Gaung Gamelan: Gema 30 Tahun Napas Tradisi dalam Denyut Kota Yogyakarta

Gaung Gamelan
Denting gamelan menggema dari Taman Budaya Embung Giwangan, mengalir bersama napas kota yang tak pernah lelah menjaga identitas budayanya. Lewat pergelaran Gaung Gamelan, Yogyakarta Gamelan Festival (YGF) resmi membuka perayaan usia ke-30—tiga dekade perjalanan konsistensi, kolaborasi, dan regenerasi tradisi.
Lebih dari sekadar panggung seni, Gaung Gamelan menjadi ruang spiritual yang mempertemukan 16 kelompok karawitan dari 10 Desa Budaya DIY bersama komunitas-komunitas seni seperti Gayam16 dan AKNSB. Mereka memainkan tiga gendhing klasik Yogyakarta secara serentak, melahirkan simfoni lintas generasi yang syahdu namun penuh tenaga.
“Yang luar biasa bukan soal festival ini ada atau tidak.
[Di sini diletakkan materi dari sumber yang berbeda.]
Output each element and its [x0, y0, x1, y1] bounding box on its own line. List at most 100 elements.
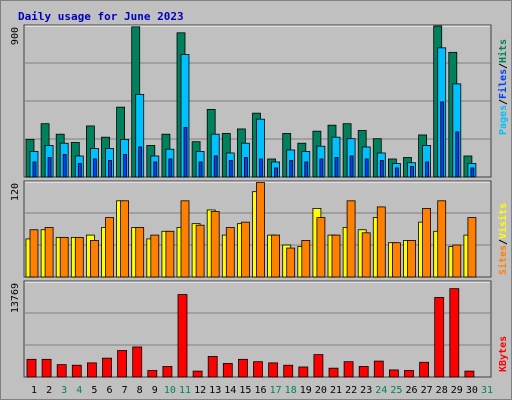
x-axis-label-day-26: 26 [405, 385, 417, 396]
bar-sites-day-15 [240, 221, 250, 278]
bar-sites-day-6 [105, 217, 114, 278]
bar-kbytes-day-24 [373, 360, 384, 378]
bar-pages-day-8 [138, 146, 143, 178]
bar-pages-day-5 [93, 158, 97, 178]
bar-sites-day-28 [437, 200, 447, 278]
bar-kbytes-day-9 [147, 370, 158, 378]
x-axis-label-day-24: 24 [375, 385, 387, 396]
bar-pages-day-6 [108, 160, 112, 178]
legend-visits: Visits [497, 203, 509, 239]
bar-pages-day-1 [32, 161, 37, 178]
bar-pages-day-20 [319, 158, 324, 178]
bar-kbytes-day-18 [283, 364, 294, 378]
x-axis-label-day-4: 4 [76, 385, 82, 396]
x-axis-label-day-2: 2 [46, 385, 52, 396]
legend-slash: / [498, 63, 509, 69]
bar-kbytes-day-12 [192, 370, 203, 378]
bar-sites-day-21 [331, 234, 341, 278]
chart-title: Daily usage for June 2023 [18, 10, 184, 23]
bar-sites-day-7 [120, 200, 129, 278]
x-axis-label-day-1: 1 [31, 385, 37, 396]
x-axis-label-day-10: 10 [164, 385, 176, 396]
bar-sites-day-14 [225, 227, 235, 278]
x-axis-label-day-6: 6 [106, 385, 112, 396]
legend-slash: / [498, 99, 509, 105]
x-axis-label-day-22: 22 [345, 385, 357, 396]
bar-kbytes-day-7 [117, 350, 127, 378]
x-axis-label-day-12: 12 [194, 385, 206, 396]
bar-sites-day-16 [256, 182, 265, 278]
bar-kbytes-day-4 [71, 364, 82, 378]
bar-pages-day-25 [394, 167, 399, 178]
bar-pages-day-18 [289, 160, 294, 178]
bar-sites-day-13 [210, 211, 220, 278]
bar-sites-day-10 [165, 230, 175, 278]
bar-pages-day-4 [77, 163, 82, 178]
bar-pages-day-11 [183, 127, 188, 178]
x-axis-label-day-11: 11 [179, 385, 191, 396]
bar-sites-day-12 [195, 224, 205, 278]
bar-kbytes-day-11 [177, 294, 188, 378]
x-axis-label-day-5: 5 [91, 385, 97, 396]
bar-sites-day-23 [361, 232, 371, 278]
x-axis-label-day-8: 8 [137, 385, 143, 396]
x-axis-label-day-13: 13 [209, 385, 221, 396]
bar-pages-day-2 [47, 157, 52, 178]
bar-kbytes-day-26 [404, 370, 414, 378]
bar-pages-day-14 [228, 160, 233, 178]
x-axis-label-day-18: 18 [285, 385, 297, 396]
bar-sites-day-27 [422, 208, 432, 278]
bar-sites-day-3 [59, 236, 69, 278]
x-axis-label-day-23: 23 [360, 385, 372, 396]
bar-pages-day-27 [425, 161, 430, 178]
x-axis-label-day-27: 27 [421, 385, 433, 396]
bar-pages-day-21 [334, 157, 339, 178]
bar-pages-day-7 [123, 154, 127, 178]
bar-pages-day-10 [168, 158, 173, 178]
x-axis-label-day-7: 7 [122, 385, 128, 396]
bar-kbytes-day-23 [358, 365, 369, 378]
bar-kbytes-day-5 [87, 362, 97, 378]
bar-pages-day-24 [379, 160, 384, 178]
bar-kbytes-day-6 [102, 357, 112, 378]
bar-kbytes-day-20 [313, 354, 324, 378]
panel-kbytes [23, 280, 492, 378]
bar-sites-day-18 [286, 247, 296, 278]
bar-kbytes-day-10 [162, 365, 173, 378]
x-axis-label-day-16: 16 [254, 385, 266, 396]
x-axis-label-day-14: 14 [224, 385, 236, 396]
bar-sites-day-26 [407, 240, 416, 278]
x-axis-label-day-21: 21 [330, 385, 342, 396]
bar-kbytes-day-19 [298, 366, 309, 378]
bar-pages-day-3 [62, 154, 67, 178]
x-axis-label-day-17: 17 [270, 385, 282, 396]
y-tick-label: 13769 [10, 283, 21, 313]
bar-sites-day-29 [452, 244, 462, 278]
y-tick-label: 900 [10, 27, 21, 45]
bar-pages-day-30 [470, 167, 475, 178]
bar-kbytes-day-14 [222, 363, 233, 378]
bar-sites-day-25 [391, 242, 401, 278]
bar-sites-day-1 [29, 229, 39, 278]
bar-kbytes-day-13 [207, 355, 218, 378]
x-axis-label-day-9: 9 [152, 385, 158, 396]
legend-slash: / [498, 239, 509, 245]
bar-sites-day-30 [467, 217, 477, 278]
bar-kbytes-day-28 [434, 297, 445, 378]
bar-kbytes-day-30 [464, 370, 475, 378]
bar-pages-day-26 [410, 166, 414, 178]
bar-sites-day-19 [301, 240, 311, 278]
bar-pages-day-29 [455, 131, 460, 178]
legend-kbytes: KBytes [498, 336, 509, 372]
bar-pages-day-23 [364, 158, 369, 178]
bar-kbytes-day-27 [419, 361, 430, 378]
legend-files: Files [497, 69, 509, 99]
bar-kbytes-day-15 [237, 358, 248, 378]
bar-kbytes-day-22 [343, 361, 354, 378]
bar-sites-day-17 [271, 234, 281, 278]
legend-pages: Pages [498, 105, 509, 135]
bar-sites-day-24 [376, 206, 386, 278]
bar-kbytes-day-29 [449, 288, 460, 378]
bar-pages-day-9 [153, 161, 158, 178]
bar-kbytes-day-16 [253, 361, 263, 378]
Tapi bagaimana semangat teman-teman terus menyuarakan gamelan hingga tahun ke-30 ini,” ucap Ishari Sahida (Ari Wulu), Direktur Festival.

Suasana penuh haru dan harapan juga terpancar dari Kanjeng Purbodoningrat, penasihat Jogja Festival:
“Gamelan bukan hanya suara instrumen, tapi suara kehidupan. Ia untuk dimaknai, bukan sekadar didengar.”
Tak hanya seni pertunjukan, YGF #30 turut menggerakkan roda ekonomi kreatif. UMKM lokal hadir lewat tenant kuliner, kriya, dan produk kreatif. “Ekosistem kebudayaan ini menggerakkan ekonomi nyata,” ujar Manggar Sari Ayuati, Kepala Balai Pelestarian Kebudayaan Wilayah X.
Taman Budaya Bertransformasi Jadi Panggung Budaya Nusantara
Selama sepekan, kawasan Taman Budaya Embung Giwangan disulap menjadi episentrum budaya:
- Pasar Cokekan jadi surganya pecinta kuliner dan kerajinan tradisional.
- Panggung Cokekan & Panggung Slenthem menghadirkan pertunjukan dari berbagai komunitas hingga aksi spontan masyarakat.
- Kongres Gamelan jadi ruang pertemuan para maestro dan pelaku karawitan untuk ngangsu kawruh dan merancang masa depan gamelan.

YGF juga menampilkan karya seni instalasi dari Jompet Kuswidananto yang menyulap rel kereta api menjadi instrumen gamelan, serta kolaborasi teknik-elektro UGM dan Gayam16 dalam karya-karya eksperimental berbasis bunyi dan cahaya.
Gamelan Hari Ini dan Esok: Ruang yang Terbuka untuk Semua
Yogyakarta Gamelan Festival #30 tak hanya merayakan masa lalu, tapi juga merancang masa depan. Dari workshop “Gamelan Tanpa Tembok”, open stage Panggung Slenthem, hingga kolaborasi lintas genre bersama anak muda, semua bergerak menuju satu arah: merawat akar, membuka cabang, dan menumbuhkan tunas baru budaya Nusantara.